Ahora que las Islas Británicas habían quedado invisibles en la parte del mundo en que era de noche, no tenía otra guía que las dos retículas. Mientras las mantuviera alineadas, sabía que mantenía el rumbo. Esto no era tan sencillo como puede parecer, ya que la velocidad con que nos desviábamos aumentaba minuto a minuto. El proceso se complicaba por el hecho de que cada vez que encendía el motor, el panel se inundaba de luz verde que me enceguecía por completo. Sólo cuando apagaba el motor podía ver los resultados de la última corrección que había efectuado.
Utilicé una rutina basada en el método experimental: primero analizaba el panel para determinar cuánto nos habíamos desviado, luego encendía el motor de frenado unos momentos. Cuando apagaba el motor, observaba nuevamente el panel y hacía una nueva estimación de la desviación. A veces, mi estimación era exacta, pero por lo general al compensar me quedaba corto o me excedía.

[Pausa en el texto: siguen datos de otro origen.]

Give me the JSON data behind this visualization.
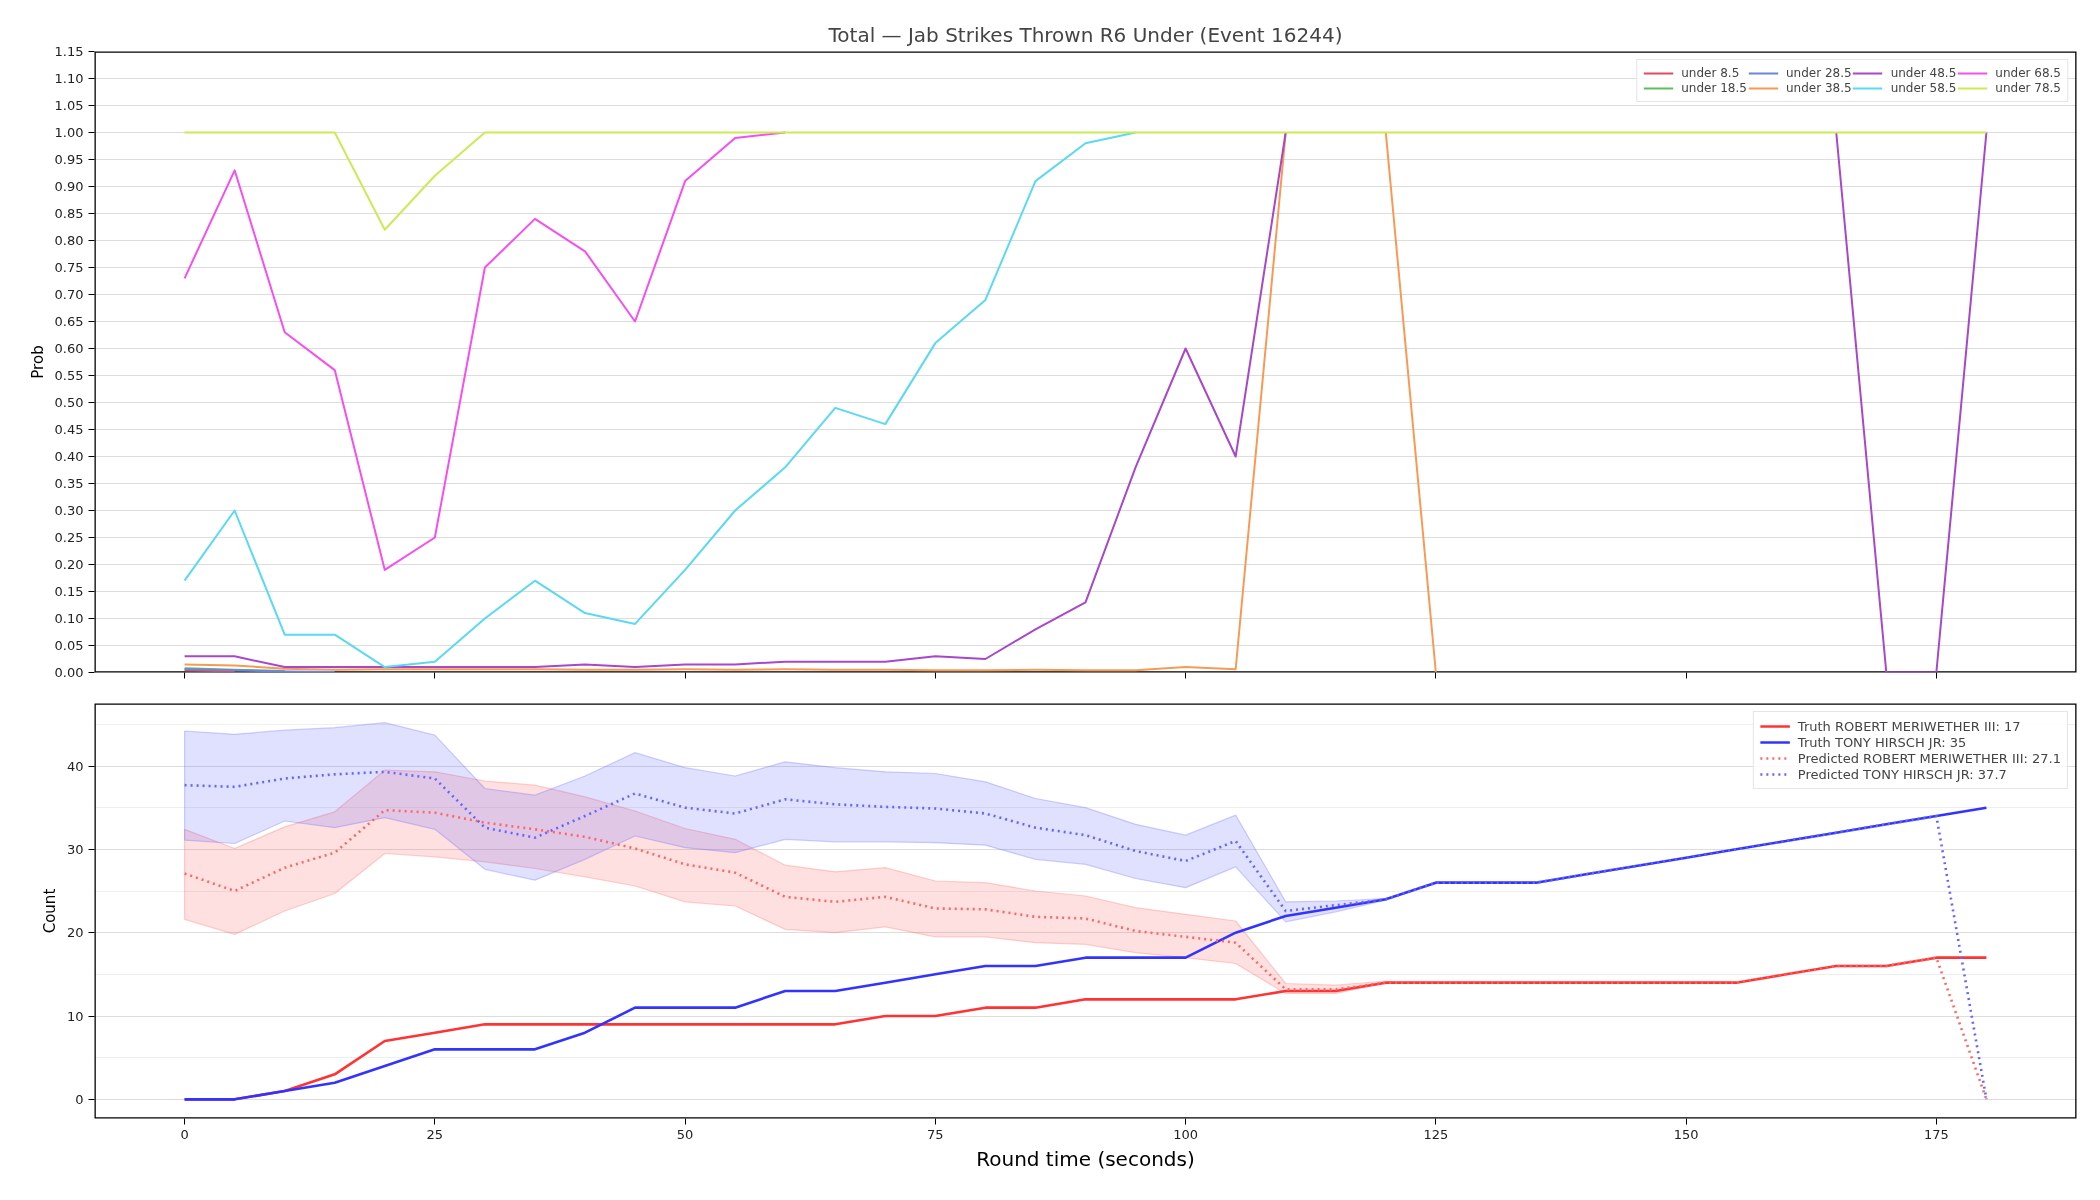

Cada vez que encendía el motor lo hacía por un período más prolongado, de modo que apliqué un sistema según el cual contaba lentamente para mis adentros. Pronto cada chorro de fuego —que descubrí que podía ser de mayor o menor intensidad según la presión que aplicara sobre la palanca— llegó a durar hasta que yo contara hasta cien o más. La tortura mental era enorme, ya que la concentración que exigía era total; además, cada vez que se encendía el motor la presión física que debíamos soportar era casi intolerable. A nuestro alrededor, la temperatura dentro del compartimiento aumentaba. El aire inyectado en los tubos seguía siendo fresco, pero yo podía sentir que la tela misma se ponía muy caliente.
En los breves intervalos entre uno y otro encendido del motor, cuando la presión con que nos ceñía la tela cedía un poco, Amelia y yo nos ingeniábamos para intercambiar algunas palabras. Me dijo que ya no sangraba, pero que tenía un terrible dolor de cabeza y que se sentía débil y mareada.

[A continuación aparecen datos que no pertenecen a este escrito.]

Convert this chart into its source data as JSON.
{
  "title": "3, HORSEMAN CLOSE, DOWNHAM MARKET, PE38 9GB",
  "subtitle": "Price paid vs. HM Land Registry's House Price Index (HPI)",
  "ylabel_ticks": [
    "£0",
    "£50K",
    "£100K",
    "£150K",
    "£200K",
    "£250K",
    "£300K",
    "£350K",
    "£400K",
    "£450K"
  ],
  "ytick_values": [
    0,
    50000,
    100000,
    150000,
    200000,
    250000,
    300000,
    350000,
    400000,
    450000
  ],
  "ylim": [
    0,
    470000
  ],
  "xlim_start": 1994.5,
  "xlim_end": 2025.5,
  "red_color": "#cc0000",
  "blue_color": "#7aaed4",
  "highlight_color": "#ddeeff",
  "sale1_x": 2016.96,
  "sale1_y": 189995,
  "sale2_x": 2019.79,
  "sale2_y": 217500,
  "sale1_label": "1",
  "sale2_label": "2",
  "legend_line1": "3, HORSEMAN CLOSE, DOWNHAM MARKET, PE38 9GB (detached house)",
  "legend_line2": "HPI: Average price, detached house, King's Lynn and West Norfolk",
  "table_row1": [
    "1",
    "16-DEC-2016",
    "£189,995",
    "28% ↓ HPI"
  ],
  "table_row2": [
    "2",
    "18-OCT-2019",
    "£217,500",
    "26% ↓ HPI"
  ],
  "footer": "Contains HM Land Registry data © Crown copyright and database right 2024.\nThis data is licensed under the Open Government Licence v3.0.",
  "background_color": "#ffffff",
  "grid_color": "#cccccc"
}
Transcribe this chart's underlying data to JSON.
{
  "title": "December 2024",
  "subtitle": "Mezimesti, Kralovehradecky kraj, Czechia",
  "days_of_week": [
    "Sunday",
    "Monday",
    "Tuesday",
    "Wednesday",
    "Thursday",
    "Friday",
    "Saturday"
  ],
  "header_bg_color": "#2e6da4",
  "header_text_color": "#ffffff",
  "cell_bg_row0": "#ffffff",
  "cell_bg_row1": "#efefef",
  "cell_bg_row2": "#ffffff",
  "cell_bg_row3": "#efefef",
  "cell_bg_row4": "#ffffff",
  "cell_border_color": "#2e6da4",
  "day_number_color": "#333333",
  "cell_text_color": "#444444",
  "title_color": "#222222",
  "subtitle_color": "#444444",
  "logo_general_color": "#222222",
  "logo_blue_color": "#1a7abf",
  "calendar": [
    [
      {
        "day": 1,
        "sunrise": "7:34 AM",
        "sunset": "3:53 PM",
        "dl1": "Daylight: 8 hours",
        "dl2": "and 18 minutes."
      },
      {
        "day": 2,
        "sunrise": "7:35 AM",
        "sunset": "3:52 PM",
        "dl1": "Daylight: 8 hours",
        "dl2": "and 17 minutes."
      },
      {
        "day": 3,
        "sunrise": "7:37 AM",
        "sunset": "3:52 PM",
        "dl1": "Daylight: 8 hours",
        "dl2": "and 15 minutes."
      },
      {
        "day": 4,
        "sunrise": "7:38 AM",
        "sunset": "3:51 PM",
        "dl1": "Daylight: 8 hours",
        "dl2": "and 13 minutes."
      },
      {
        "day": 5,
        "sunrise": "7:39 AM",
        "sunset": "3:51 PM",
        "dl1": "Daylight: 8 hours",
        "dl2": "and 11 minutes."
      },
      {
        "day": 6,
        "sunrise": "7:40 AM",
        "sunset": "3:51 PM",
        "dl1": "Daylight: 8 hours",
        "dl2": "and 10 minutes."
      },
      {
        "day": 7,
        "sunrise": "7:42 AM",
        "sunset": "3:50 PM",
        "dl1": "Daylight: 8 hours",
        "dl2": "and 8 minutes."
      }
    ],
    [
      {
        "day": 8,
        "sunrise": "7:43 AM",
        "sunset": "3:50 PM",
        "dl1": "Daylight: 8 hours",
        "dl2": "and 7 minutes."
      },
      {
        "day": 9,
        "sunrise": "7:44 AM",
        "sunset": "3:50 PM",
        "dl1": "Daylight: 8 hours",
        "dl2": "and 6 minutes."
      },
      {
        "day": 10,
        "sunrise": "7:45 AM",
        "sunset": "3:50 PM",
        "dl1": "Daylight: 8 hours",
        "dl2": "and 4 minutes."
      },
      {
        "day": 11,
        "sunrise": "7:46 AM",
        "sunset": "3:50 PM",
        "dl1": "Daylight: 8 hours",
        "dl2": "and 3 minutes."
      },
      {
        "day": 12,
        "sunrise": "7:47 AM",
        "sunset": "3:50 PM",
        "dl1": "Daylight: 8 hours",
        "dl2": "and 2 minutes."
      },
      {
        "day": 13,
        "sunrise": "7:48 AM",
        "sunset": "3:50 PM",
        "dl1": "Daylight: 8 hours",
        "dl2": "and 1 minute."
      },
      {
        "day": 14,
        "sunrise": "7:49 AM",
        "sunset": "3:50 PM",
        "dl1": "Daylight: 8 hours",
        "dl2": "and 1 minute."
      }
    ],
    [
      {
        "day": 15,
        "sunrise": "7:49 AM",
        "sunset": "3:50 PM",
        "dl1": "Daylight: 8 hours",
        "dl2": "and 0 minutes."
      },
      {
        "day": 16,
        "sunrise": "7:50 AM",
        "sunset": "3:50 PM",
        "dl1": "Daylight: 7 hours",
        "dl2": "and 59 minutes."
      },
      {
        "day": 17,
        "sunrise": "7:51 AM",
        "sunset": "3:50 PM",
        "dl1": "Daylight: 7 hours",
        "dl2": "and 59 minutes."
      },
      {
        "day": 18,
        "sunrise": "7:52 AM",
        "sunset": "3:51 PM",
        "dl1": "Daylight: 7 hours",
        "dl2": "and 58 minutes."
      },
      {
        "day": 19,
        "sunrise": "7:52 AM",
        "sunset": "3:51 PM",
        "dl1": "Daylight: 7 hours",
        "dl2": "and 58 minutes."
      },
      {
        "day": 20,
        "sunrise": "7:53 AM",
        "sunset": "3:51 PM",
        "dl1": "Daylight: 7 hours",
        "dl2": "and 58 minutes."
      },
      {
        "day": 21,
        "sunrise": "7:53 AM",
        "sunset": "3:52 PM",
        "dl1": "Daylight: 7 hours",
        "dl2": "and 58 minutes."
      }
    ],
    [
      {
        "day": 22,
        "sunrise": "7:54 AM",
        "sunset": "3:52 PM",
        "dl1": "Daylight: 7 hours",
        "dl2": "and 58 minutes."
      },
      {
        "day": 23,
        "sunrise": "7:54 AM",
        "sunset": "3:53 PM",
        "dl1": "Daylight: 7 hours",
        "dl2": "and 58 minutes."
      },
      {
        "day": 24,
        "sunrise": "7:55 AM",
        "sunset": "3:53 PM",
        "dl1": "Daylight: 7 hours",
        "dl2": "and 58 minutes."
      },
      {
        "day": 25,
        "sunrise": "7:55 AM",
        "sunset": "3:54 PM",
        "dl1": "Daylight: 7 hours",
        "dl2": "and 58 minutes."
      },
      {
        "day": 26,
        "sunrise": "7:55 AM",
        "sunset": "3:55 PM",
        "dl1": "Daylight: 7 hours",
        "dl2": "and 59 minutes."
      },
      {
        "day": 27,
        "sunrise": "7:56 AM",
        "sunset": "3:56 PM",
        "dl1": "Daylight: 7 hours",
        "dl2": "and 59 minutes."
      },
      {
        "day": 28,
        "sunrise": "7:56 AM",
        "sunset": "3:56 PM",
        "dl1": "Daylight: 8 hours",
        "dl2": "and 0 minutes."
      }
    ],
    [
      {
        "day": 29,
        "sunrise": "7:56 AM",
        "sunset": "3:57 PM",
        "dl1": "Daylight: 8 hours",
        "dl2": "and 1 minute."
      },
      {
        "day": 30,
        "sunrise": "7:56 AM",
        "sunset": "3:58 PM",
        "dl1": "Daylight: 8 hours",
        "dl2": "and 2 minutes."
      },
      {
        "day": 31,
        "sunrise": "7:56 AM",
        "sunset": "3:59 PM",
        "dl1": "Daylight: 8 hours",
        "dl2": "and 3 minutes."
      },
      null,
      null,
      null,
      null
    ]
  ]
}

Entonces, por fin, la desviación de las dos retículas se volvió tan rápida que no me atrevía a distraer mi atención para nada. En el momento en que apagué los motores, las retículas se separaron bruscamente y presioné la palanca hacia abajo y la mantuve en esa posición.
Ahora, funcionando a su mayor régimen, el motor de frenado producía un ruido de tal intensidad que pensé que el proyectil en sí seguramente iba a hacerse pedazos. La nave entera trepidaba y se estremecía, y donde mis pies tocaban el piso de metal podía sentir un calor intolerable. Los tubos de presión nos ajustaban tanto que apenas podíamos respirar. Yo no podía mover ni el más pequeño músculo y no tenía idea de cómo estaba Amelia. Podía sentir la tremenda potencia del motor como si fuera un objeto sólido contra el cual estuviéramos embistiendo, porque, a pesar de los tubos protectores, me sentía empujado hacia adelante, en contra del sentido de frenado. De esta manera, en ese pandemónium de ruido, calor y presión, el proyectil atravesó el cielo nocturno de Inglaterra como un cometa verde.
El final del viaje, cuando llegó, fue abrupto y violento. Hubo una estremecedora explosión fuera de la nave, acompañada de un impacto y una conmoción que nos aturdió. Luego, en el repentino silencio que siguió de inmediato, liberados de los tubos de presión que se aflojaron, caímos hacia adelante en medio del calor abrasador del compartimiento.
Habíamos llegado a la Tierra, pero estábamos en un estado verdaderamente lamentable.